|Genre:||Youth Angst in Suburban Hell|
Other Movies Seen By This Director (0)
|11.16.09||Netflix|| Thankfully I'd been warned by the wave of reviews that said this movie wasn't necessarily funny. I think it was definitely marketed as such and therefore fell flat on its face in theaters when everyone found a coming-of-age drama quirk-drama instead. Kind of a shame really because i thought there was plenty to like.|
A lot of the movie seems painfully nostalgic. they nail the setting and period and tone of the film perfectly... for instance placing most of the employees as college-age rather than high school so the dynamic with the parents is much different, or having the theme park be one of these small-time family-owned dinosaurs rather than a polished impersonal chain... the casual authenticity of 1986 and the overall feeling of wanting to be grown already but forced to wallow a little longer in childhood via your once-best friend, living at home, wanting growth but not yet self-sustainable... All of that is so specific and nailed head on. It really resonated with me.

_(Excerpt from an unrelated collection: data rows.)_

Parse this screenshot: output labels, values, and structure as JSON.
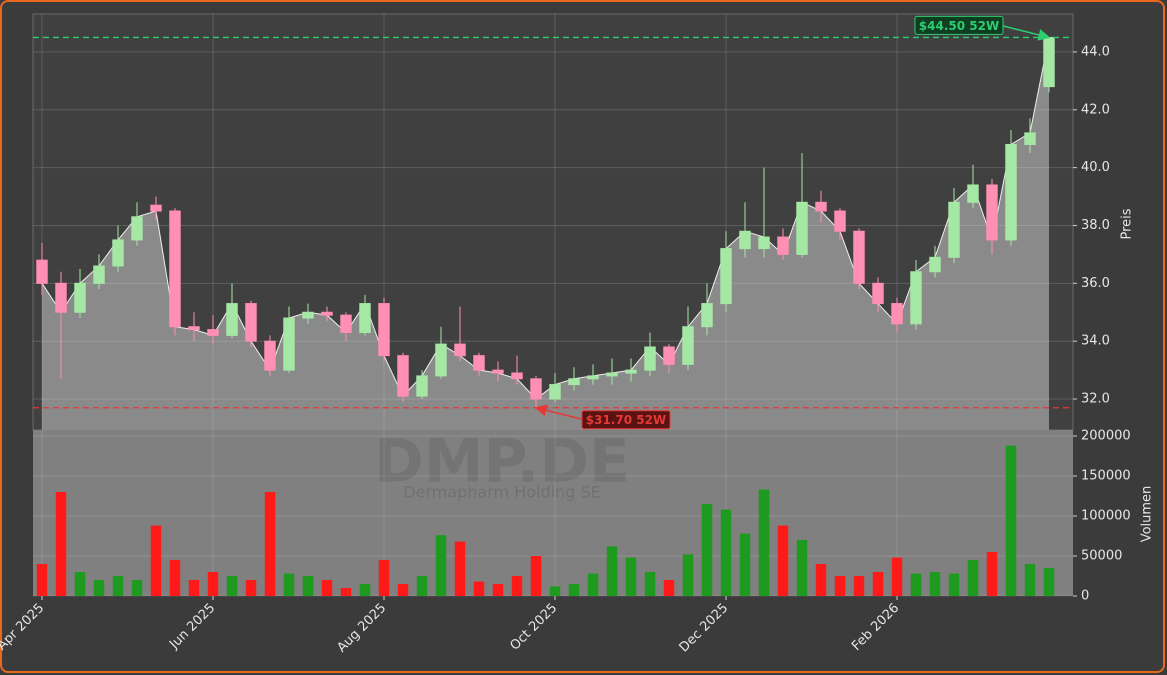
{
  "chart_data": {
    "type": "candlestick",
    "watermark": "DMP.DE",
    "subtitle": "Dermapharm Holding SE",
    "categories": [
      "Apr 2025",
      null,
      null,
      null,
      null,
      null,
      null,
      null,
      null,
      "Jun 2025",
      null,
      null,
      null,
      null,
      null,
      null,
      null,
      null,
      "Aug 2025",
      null,
      null,
      null,
      null,
      null,
      null,
      null,
      null,
      "Oct 2025",
      null,
      null,
      null,
      null,
      null,
      null,
      null,
      null,
      "Dec 2025",
      null,
      null,
      null,
      null,
      null,
      null,
      null,
      null,
      "Feb 2026",
      null,
      null,
      null,
      null,
      null,
      null,
      null,
      null
    ],
    "open": [
      36.8,
      36.0,
      35.0,
      36.0,
      36.6,
      37.5,
      38.7,
      38.5,
      34.5,
      34.4,
      34.2,
      35.3,
      34.0,
      33.0,
      34.8,
      35.0,
      34.9,
      34.3,
      35.3,
      33.5,
      32.1,
      32.8,
      33.9,
      33.5,
      33.0,
      32.9,
      32.7,
      32.0,
      32.5,
      32.7,
      32.8,
      32.9,
      33.0,
      33.8,
      33.2,
      34.5,
      35.3,
      37.2,
      37.2,
      37.6,
      37.0,
      38.8,
      38.5,
      37.8,
      36.0,
      35.3,
      34.6,
      36.4,
      36.9,
      38.8,
      39.4,
      37.5,
      40.8,
      42.8
    ],
    "high": [
      37.4,
      36.4,
      36.5,
      37.0,
      38.0,
      38.8,
      39.0,
      38.6,
      35.0,
      34.9,
      36.0,
      35.4,
      34.2,
      35.2,
      35.3,
      35.2,
      35.0,
      35.6,
      35.5,
      33.6,
      33.0,
      34.5,
      35.2,
      33.6,
      33.3,
      33.5,
      32.8,
      32.9,
      33.1,
      33.2,
      33.4,
      33.4,
      34.3,
      33.9,
      35.2,
      36.0,
      37.8,
      38.8,
      40.0,
      37.9,
      40.5,
      39.2,
      38.6,
      37.9,
      36.2,
      35.5,
      36.8,
      37.3,
      39.3,
      40.1,
      39.6,
      41.3,
      41.7,
      44.5
    ],
    "low": [
      35.6,
      32.7,
      34.8,
      35.8,
      36.4,
      37.3,
      38.2,
      34.2,
      34.0,
      33.9,
      34.1,
      33.8,
      32.8,
      32.9,
      34.6,
      34.7,
      34.0,
      34.2,
      33.3,
      31.9,
      32.0,
      32.7,
      33.3,
      32.8,
      32.6,
      32.5,
      31.7,
      31.9,
      32.3,
      32.5,
      32.5,
      32.6,
      32.8,
      32.9,
      33.0,
      34.2,
      35.0,
      36.9,
      36.9,
      36.8,
      36.9,
      38.1,
      37.5,
      35.8,
      35.0,
      34.3,
      34.4,
      36.2,
      36.7,
      38.6,
      37.0,
      37.3,
      40.5,
      42.6
    ],
    "close": [
      36.0,
      35.0,
      36.0,
      36.6,
      37.5,
      38.3,
      38.5,
      34.5,
      34.4,
      34.2,
      35.3,
      34.0,
      33.0,
      34.8,
      35.0,
      34.9,
      34.3,
      35.3,
      33.5,
      32.1,
      32.8,
      33.9,
      33.5,
      33.0,
      32.9,
      32.7,
      32.0,
      32.5,
      32.7,
      32.8,
      32.9,
      33.0,
      33.8,
      33.2,
      34.5,
      35.3,
      37.2,
      37.8,
      37.6,
      37.0,
      38.8,
      38.5,
      37.8,
      36.0,
      35.3,
      34.6,
      36.4,
      36.9,
      38.8,
      39.4,
      37.5,
      40.8,
      41.2,
      44.5
    ],
    "up_color": "#a5e8a5",
    "down_color": "#ff8fb3",
    "area_color": "#8a8a8a",
    "ylabel": "Preis",
    "ylim": [
      30.93,
      45.31
    ],
    "yticks": [
      {
        "value": 32,
        "label": "32.0"
      },
      {
        "value": 34,
        "label": "34.0"
      },
      {
        "value": 36,
        "label": "36.0"
      },
      {
        "value": 38,
        "label": "38.0"
      },
      {
        "value": 40,
        "label": "40.0"
      },
      {
        "value": 42,
        "label": "42.0"
      },
      {
        "value": 44,
        "label": "44.0"
      }
    ],
    "grid": true,
    "annotations": [
      {
        "value": 44.5,
        "label": "$44.50 52W",
        "color": "#2ecc71"
      },
      {
        "value": 31.7,
        "label": "$31.70 52W",
        "color": "#e53935"
      }
    ],
    "volume": {
      "ylabel": "Volumen",
      "values": [
        40000,
        130000,
        30000,
        20000,
        25000,
        20000,
        88000,
        45000,
        20000,
        30000,
        25000,
        20000,
        130000,
        28000,
        25000,
        20000,
        10000,
        15000,
        45000,
        15000,
        25000,
        76000,
        68000,
        18000,
        15000,
        25000,
        50000,
        12000,
        15000,
        28000,
        62000,
        48000,
        30000,
        20000,
        52000,
        115000,
        108000,
        78000,
        133000,
        88000,
        70000,
        40000,
        25000,
        25000,
        30000,
        48000,
        28000,
        30000,
        28000,
        45000,
        55000,
        188000,
        40000,
        35000
      ],
      "up_color": "#1e9a1e",
      "down_color": "#ff1a1a",
      "ylim": [
        0,
        207500
      ],
      "yticks": [
        0,
        50000,
        100000,
        150000,
        200000
      ]
    }
  }
}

And I also really liked Ryan Reynolds' character. The exchange he shares with Eisenberg at the end (partially ruined by a deleted scene but whatever I take what I want from this movie) where there's kind of a silent notion that although reynolds is crap and has betrayed Eisenberg's trust, it was basically worth it due to what Eisenberg has gotten from Reynolds in turn. It says "yeah you're 85% ass but the other 15% gave me some valuable info so... we're even. Have fun with your life which is going nowhere while I hopefully go do something with mine."

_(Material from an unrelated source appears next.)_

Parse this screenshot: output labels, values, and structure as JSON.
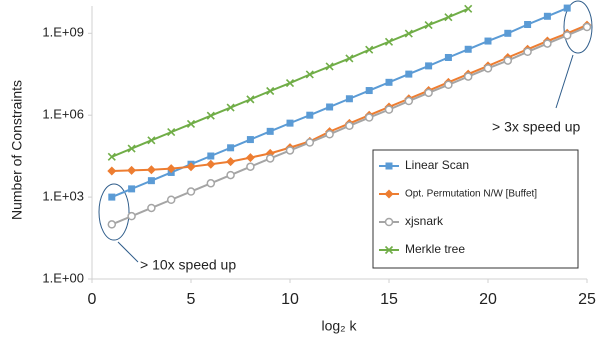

Also also, imdb says Kristen Stewart shot this after the first Twilight movie but I'm not 100% sure it was released beforehand. To me this is the last time Kristen Stewart is an unknown. Cinephiles liked her uncanny resemblance in Panic Room and I personally rediscovered her in Zathura where all of a sudden her face was striking and for a teeny little while she had a mini Natalie Portman career where she was loved by people who thought themselves "in the know" because they saw The Professional and Beautiful Girls until Episode One came out and then it's kind of downhill from there. In that same way I feel this was a goodbye movie from the secret-love version of Kristen Stewart and her tight frown and stroking eyes. No more bit part in Into the Wild or indie-work like The Cake-Eaters. From here on out it's tabloid covers, fashion statements, and love interests. Weird hairstyles and dealing with her own fame. So even though the boy and girl get together at the end of this movie, you know neither one of them have a plan. That first loves often don't work out, and that kristen Stewart will soon fall for a vampire and dump poor neurotic Jesse Eisenberg.

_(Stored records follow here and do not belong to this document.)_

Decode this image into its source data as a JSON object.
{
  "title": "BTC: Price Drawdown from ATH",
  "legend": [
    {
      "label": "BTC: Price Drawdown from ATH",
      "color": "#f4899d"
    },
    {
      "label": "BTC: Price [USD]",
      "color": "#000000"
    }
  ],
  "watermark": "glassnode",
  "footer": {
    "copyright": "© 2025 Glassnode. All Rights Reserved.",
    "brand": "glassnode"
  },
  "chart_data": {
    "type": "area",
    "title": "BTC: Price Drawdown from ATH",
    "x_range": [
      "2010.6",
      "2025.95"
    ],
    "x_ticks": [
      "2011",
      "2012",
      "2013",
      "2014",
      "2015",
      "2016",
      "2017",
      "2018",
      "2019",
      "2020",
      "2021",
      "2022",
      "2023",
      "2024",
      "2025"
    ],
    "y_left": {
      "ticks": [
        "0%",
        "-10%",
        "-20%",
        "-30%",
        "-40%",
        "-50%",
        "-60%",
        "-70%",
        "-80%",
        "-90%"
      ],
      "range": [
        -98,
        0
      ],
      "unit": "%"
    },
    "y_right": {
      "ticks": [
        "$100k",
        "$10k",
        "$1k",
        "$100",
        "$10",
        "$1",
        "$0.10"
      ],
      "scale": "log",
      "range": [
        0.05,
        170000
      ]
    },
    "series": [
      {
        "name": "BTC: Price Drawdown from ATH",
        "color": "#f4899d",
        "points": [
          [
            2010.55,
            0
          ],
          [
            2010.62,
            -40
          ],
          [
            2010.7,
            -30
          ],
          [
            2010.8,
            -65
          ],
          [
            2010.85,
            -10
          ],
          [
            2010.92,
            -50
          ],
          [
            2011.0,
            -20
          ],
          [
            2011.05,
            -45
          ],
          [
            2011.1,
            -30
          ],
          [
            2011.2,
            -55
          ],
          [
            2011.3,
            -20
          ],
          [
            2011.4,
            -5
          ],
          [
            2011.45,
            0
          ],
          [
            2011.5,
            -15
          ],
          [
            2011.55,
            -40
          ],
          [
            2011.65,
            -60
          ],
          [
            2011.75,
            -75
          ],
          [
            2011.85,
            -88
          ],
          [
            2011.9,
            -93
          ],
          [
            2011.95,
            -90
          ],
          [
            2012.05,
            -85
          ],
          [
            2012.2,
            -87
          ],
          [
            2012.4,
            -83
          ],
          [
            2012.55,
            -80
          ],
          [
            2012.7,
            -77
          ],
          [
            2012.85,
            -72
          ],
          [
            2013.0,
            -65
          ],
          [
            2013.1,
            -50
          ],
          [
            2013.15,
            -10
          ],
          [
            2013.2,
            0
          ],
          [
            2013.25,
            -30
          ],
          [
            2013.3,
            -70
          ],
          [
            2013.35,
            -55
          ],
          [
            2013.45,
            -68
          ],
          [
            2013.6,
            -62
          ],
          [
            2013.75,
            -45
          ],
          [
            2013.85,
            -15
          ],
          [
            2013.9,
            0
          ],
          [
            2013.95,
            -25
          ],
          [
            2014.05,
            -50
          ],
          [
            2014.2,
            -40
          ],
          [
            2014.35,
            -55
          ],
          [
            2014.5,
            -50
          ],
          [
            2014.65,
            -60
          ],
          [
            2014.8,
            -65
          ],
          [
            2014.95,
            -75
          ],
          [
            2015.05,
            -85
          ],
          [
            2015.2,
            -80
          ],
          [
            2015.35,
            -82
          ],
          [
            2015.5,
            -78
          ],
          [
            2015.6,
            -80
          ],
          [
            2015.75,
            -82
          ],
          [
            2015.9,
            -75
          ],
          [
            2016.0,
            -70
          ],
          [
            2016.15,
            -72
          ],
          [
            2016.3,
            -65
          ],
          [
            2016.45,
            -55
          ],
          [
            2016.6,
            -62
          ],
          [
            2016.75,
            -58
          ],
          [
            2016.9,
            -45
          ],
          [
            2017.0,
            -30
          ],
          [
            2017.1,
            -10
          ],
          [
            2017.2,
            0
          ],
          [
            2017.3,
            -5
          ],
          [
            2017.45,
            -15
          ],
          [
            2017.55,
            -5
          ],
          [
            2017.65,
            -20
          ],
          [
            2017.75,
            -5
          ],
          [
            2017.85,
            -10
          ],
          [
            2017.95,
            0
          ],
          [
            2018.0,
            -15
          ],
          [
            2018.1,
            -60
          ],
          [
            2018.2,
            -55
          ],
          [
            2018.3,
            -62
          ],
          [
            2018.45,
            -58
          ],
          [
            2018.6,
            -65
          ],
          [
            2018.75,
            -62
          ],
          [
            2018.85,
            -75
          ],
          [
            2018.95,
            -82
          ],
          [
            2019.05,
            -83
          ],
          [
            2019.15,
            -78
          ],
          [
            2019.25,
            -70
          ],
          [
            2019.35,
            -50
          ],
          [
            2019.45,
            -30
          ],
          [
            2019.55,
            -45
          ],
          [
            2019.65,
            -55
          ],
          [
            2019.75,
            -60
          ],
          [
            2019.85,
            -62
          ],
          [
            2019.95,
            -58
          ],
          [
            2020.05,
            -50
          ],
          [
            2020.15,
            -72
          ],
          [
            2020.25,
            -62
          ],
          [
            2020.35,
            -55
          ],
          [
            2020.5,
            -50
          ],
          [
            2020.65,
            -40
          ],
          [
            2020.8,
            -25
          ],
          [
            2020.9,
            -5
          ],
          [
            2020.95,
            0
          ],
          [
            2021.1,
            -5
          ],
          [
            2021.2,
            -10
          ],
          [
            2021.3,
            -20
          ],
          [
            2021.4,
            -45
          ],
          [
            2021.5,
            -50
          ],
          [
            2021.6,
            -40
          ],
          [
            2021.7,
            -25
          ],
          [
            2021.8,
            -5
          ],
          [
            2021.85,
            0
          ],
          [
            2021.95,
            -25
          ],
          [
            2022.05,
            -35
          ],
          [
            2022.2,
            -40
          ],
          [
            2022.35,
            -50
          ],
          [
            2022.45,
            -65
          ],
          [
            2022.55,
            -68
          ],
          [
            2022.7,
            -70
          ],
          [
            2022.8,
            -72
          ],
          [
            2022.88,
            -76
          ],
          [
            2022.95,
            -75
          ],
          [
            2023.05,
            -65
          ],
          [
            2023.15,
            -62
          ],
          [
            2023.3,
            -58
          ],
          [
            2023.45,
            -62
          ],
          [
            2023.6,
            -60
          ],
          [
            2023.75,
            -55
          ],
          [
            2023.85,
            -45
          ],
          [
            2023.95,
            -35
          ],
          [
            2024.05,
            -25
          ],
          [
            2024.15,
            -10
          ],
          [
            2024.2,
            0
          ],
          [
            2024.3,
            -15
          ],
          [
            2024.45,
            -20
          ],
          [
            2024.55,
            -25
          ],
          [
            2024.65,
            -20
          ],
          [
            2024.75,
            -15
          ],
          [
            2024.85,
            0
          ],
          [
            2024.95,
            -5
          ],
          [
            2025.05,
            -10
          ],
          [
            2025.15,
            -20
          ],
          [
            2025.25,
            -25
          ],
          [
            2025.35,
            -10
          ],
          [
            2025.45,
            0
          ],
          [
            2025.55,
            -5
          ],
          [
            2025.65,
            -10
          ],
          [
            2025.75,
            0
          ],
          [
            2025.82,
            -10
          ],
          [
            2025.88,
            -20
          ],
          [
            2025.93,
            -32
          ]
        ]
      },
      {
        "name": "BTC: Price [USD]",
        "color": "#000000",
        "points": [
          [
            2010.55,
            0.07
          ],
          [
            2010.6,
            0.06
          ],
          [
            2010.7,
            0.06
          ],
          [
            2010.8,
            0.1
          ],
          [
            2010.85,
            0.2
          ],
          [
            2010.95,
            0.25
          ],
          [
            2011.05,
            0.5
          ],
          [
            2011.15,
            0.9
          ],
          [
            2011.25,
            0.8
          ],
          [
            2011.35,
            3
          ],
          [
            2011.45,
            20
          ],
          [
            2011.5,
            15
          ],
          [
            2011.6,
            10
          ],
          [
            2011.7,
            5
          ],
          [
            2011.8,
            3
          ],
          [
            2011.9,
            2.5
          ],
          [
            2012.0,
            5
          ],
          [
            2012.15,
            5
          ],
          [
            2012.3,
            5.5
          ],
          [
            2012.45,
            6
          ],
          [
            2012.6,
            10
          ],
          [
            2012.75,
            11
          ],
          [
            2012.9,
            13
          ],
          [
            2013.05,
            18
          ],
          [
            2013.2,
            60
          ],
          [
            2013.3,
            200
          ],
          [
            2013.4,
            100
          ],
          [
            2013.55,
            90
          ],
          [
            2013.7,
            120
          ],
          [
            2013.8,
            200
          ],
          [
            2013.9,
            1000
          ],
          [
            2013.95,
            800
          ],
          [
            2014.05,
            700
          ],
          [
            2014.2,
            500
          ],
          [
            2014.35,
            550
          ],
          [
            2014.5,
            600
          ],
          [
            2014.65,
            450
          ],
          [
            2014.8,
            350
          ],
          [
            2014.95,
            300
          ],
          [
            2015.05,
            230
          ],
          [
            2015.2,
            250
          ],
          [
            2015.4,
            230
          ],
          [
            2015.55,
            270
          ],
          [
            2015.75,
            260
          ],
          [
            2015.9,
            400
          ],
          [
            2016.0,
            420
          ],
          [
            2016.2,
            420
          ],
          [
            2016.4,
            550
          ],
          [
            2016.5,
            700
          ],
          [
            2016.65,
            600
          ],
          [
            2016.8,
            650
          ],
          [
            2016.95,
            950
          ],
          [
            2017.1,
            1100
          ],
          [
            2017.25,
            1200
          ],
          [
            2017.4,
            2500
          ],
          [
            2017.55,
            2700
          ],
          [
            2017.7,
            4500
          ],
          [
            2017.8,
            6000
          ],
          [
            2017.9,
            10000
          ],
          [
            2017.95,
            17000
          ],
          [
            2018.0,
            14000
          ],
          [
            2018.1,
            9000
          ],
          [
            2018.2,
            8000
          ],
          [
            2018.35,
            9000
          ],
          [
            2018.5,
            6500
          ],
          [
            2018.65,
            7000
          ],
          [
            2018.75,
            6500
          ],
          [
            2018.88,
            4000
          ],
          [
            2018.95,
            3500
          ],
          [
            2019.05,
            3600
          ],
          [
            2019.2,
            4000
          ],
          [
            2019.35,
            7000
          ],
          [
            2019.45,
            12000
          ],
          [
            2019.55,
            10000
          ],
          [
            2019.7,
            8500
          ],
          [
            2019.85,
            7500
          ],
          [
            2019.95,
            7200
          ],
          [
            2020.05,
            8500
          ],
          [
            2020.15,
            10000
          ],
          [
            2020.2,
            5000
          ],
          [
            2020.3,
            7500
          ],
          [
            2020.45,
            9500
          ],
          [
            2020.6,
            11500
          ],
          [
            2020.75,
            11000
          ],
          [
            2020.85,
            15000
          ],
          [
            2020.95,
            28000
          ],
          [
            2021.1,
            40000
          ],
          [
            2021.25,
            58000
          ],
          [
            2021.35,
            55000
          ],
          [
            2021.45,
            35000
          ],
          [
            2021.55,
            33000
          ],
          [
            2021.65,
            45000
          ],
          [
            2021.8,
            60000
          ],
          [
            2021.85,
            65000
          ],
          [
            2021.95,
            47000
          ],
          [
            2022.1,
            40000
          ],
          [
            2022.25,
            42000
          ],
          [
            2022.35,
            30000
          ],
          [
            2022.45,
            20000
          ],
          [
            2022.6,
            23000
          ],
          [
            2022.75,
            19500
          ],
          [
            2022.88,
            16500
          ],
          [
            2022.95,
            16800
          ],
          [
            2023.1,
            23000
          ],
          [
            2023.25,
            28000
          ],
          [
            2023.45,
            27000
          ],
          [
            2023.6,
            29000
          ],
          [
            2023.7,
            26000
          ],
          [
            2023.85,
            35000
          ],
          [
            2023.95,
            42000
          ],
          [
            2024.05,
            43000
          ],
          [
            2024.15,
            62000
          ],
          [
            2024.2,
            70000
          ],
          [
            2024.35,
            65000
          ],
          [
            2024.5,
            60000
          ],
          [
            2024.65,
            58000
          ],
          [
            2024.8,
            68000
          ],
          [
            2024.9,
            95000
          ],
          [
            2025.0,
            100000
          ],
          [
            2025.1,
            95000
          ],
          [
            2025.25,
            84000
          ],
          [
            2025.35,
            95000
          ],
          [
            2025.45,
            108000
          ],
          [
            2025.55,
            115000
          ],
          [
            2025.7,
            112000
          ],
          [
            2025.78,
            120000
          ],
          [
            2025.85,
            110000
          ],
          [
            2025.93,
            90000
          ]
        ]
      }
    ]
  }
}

Eisenberg's performance is one of the off-notes for me here, but as much as I feel he's almost channeling Woody Allen, I like the dynamic between him and Martin Starr: someone who should be in more of every movie that he's in. Even with his odd biceps and longish hair, he is still filling the same role as he did with Bill on Freaks and Geeks: the vulnerable geek trapped in the hand he was dealt; aware and mature about it yet allowing that wall to come down in tiny secret moments that this film catches beautifully.
This film isn't perfect. A lot of it doesn't quite work or feels aa bit weird to me at first exposure. In fact I'm a bit surprised that I've gone on about this for as long as I have. But it does accomplish an aching recollection of the director's last moments of youth that affected me to be sure. It's just not very funny.